Alcatel received about $1 billion in orders from China Mobile Communications Group Corp and about $700 million from China Telecommunications Corp, Paris-based Alcatel said in a statement.

Chinese mobile phone operators are poised to spend an estimated $41 billion through 2010 upgrading their networks to offer third-generation wireless services, according to government forecasts. Alcatel, which has written down about 8 billion euros ($10.4 billion) since Alcatel SA bought Lucent Technologies Inc in 2006, is looking to China to revive earnings growth.

Service expansion

Bank of Communications (BoCom), China's fifth largest lender, said it aims to expand into insurance and securities in China as lending and profit growth slows amid a cooling economy.

BoCom, 19 percent owned by HSBC Holdings, has submitted an application to the central government to start an insurance business, Vice-President Qian Wenhui told reporters in Shanghai, declining to give details.

BoCom plans to buy a stake in Shanghai-based China Life-CMG Insurance Co, a joint venture between China Life Insurance Co Ltd and Commonwealth Bank of Australia, the China Securities Journal reported earlier.

Airline hopes for rebound

News digest

Loss-making China Eastern Airlines Corp, one of the country's top three airlines, may be back in the black this year due to a pick-up in the domestic air travel market, a senior company executive said.

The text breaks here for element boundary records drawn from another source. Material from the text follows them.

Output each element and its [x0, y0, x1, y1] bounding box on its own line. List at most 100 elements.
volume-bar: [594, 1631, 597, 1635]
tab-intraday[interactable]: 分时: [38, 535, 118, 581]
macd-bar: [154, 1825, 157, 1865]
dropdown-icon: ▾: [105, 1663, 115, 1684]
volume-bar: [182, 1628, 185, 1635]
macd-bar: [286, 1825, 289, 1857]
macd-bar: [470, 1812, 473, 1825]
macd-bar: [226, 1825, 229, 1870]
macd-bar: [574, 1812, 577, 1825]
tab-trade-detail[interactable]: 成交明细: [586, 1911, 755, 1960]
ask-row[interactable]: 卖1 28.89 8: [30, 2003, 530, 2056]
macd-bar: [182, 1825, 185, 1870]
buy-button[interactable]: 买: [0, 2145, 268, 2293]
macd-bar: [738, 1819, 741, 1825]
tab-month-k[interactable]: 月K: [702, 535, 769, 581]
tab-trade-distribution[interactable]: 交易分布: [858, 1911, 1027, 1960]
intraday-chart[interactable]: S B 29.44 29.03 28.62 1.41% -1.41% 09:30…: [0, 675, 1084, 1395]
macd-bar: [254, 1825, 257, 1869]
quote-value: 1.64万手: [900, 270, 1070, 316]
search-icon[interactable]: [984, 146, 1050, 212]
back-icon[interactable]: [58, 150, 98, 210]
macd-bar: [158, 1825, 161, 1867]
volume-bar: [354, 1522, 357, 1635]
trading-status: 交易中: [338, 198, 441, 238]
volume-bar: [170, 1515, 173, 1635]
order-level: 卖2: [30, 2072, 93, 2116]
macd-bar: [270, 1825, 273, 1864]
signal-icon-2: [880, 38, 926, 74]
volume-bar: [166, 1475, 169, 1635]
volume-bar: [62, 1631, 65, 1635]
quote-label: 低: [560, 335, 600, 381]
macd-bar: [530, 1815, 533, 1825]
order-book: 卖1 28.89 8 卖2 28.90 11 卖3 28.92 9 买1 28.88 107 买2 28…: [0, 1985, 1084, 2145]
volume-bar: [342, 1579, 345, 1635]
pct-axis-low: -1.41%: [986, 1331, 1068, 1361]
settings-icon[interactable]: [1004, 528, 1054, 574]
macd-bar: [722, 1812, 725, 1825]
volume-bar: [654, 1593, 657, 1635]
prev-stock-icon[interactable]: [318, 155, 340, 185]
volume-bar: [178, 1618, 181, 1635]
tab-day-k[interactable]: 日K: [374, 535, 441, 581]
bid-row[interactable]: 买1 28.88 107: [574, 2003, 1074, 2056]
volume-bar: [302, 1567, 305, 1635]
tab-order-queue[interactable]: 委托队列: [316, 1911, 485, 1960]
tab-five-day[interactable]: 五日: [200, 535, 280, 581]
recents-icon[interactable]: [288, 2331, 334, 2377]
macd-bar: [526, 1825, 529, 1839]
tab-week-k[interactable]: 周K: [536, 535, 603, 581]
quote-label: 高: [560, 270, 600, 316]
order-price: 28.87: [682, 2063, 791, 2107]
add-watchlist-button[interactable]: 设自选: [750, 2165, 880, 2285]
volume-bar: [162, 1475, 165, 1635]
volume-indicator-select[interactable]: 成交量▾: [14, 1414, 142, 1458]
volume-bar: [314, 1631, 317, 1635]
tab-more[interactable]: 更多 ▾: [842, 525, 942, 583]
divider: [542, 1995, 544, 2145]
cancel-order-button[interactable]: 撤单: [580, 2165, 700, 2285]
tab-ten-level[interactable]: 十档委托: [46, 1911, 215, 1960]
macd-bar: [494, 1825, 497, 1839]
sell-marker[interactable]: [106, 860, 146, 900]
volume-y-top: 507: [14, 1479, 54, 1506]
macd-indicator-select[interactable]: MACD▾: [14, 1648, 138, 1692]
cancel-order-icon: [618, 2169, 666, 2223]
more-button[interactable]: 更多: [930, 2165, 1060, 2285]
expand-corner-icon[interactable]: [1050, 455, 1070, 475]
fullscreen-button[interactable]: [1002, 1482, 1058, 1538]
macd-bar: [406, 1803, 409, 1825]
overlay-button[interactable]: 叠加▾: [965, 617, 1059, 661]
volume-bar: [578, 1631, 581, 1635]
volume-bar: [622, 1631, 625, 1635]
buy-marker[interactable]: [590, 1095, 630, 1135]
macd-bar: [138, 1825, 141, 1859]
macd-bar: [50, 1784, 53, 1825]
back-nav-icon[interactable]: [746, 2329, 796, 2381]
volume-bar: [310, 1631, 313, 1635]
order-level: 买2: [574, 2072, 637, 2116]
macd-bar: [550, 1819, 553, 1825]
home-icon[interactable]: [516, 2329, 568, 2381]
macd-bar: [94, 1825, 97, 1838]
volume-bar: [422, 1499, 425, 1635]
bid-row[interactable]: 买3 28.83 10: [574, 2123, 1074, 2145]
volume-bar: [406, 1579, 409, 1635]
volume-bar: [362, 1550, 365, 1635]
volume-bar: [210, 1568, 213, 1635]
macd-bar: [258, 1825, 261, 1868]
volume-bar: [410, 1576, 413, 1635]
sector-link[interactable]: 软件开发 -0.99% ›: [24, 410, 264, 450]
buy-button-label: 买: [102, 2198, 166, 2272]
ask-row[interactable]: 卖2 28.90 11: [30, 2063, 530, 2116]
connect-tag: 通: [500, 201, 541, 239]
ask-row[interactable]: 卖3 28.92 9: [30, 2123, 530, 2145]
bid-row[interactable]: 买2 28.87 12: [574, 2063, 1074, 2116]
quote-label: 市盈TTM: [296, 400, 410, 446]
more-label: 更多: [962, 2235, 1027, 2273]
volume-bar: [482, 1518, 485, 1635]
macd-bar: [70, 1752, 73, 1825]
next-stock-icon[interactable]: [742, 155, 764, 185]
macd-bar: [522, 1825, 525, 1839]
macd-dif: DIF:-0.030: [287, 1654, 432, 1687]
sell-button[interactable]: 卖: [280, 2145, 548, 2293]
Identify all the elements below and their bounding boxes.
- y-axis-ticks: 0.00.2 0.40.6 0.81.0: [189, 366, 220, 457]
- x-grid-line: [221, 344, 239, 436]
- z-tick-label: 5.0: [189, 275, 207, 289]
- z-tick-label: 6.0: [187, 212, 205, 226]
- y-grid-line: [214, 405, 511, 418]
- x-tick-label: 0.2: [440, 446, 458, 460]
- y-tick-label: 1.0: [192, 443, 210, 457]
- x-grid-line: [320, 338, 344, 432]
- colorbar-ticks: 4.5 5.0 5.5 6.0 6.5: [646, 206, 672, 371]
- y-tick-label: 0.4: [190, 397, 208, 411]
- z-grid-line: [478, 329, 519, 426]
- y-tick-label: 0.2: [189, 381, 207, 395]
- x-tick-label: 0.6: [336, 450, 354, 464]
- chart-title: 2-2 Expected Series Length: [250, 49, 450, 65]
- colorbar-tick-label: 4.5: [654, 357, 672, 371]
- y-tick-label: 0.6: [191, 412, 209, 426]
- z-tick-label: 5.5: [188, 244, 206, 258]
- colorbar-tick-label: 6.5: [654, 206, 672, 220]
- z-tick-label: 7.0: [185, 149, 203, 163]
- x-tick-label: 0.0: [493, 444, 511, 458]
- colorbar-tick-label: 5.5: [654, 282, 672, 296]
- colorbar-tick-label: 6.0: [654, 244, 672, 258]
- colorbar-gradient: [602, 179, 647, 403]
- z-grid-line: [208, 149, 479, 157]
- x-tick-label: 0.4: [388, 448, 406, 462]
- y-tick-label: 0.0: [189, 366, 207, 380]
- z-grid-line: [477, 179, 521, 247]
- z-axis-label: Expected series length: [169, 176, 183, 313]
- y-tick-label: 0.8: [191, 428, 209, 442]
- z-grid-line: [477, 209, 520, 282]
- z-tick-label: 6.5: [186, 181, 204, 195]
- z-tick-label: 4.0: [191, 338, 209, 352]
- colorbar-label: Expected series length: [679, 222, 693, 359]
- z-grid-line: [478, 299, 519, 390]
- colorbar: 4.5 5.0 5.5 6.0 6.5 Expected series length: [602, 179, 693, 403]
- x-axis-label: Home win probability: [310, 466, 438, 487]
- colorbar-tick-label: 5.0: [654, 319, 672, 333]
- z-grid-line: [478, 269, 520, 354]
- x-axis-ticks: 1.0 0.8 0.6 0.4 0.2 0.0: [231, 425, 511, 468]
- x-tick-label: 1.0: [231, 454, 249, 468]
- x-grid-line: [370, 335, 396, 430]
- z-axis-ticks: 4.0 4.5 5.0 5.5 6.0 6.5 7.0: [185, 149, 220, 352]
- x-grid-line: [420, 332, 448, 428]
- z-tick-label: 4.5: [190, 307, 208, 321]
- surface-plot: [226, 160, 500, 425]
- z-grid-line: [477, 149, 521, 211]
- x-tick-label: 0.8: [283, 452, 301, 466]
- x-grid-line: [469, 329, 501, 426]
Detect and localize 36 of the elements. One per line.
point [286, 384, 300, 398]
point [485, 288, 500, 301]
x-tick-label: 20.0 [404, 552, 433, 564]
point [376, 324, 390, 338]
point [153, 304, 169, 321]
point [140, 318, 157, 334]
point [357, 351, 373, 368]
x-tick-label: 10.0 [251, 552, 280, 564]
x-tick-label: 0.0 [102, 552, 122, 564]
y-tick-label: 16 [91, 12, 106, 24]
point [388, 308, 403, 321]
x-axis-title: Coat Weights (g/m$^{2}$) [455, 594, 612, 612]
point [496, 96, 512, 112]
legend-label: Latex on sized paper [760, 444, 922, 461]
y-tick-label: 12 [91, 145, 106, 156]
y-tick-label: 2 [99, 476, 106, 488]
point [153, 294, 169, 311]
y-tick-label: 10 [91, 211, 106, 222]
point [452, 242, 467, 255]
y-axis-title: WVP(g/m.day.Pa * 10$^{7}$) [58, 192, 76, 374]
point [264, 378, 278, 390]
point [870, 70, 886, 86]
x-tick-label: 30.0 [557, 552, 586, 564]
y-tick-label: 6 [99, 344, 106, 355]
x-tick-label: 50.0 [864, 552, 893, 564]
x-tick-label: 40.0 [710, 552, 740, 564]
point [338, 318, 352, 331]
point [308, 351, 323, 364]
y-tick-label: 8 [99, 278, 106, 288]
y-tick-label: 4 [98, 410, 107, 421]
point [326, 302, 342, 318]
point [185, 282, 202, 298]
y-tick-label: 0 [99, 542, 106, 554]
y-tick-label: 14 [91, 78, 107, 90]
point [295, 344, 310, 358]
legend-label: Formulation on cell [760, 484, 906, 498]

After years of double-digit growth, China's airlines face strong headwinds this year as the global economic crisis weighs on air travel, pushing the industry deep into the red.

But the market may have resumed its normal growth pattern, as Beijing's aggressive stimulus package to bolster economic growth lifted consumer confidence and boosted air travel. "We have a chance to significantly cut our losses this year. We may even strive for profitability," said Luo Zhuping, China Eastern's board secretary.

The carrier was saddled with a 13.9 billion yuan ($2.04 billion) net loss in 2008, compared with a 603.96 million yuan net profit in 2007, according to company data.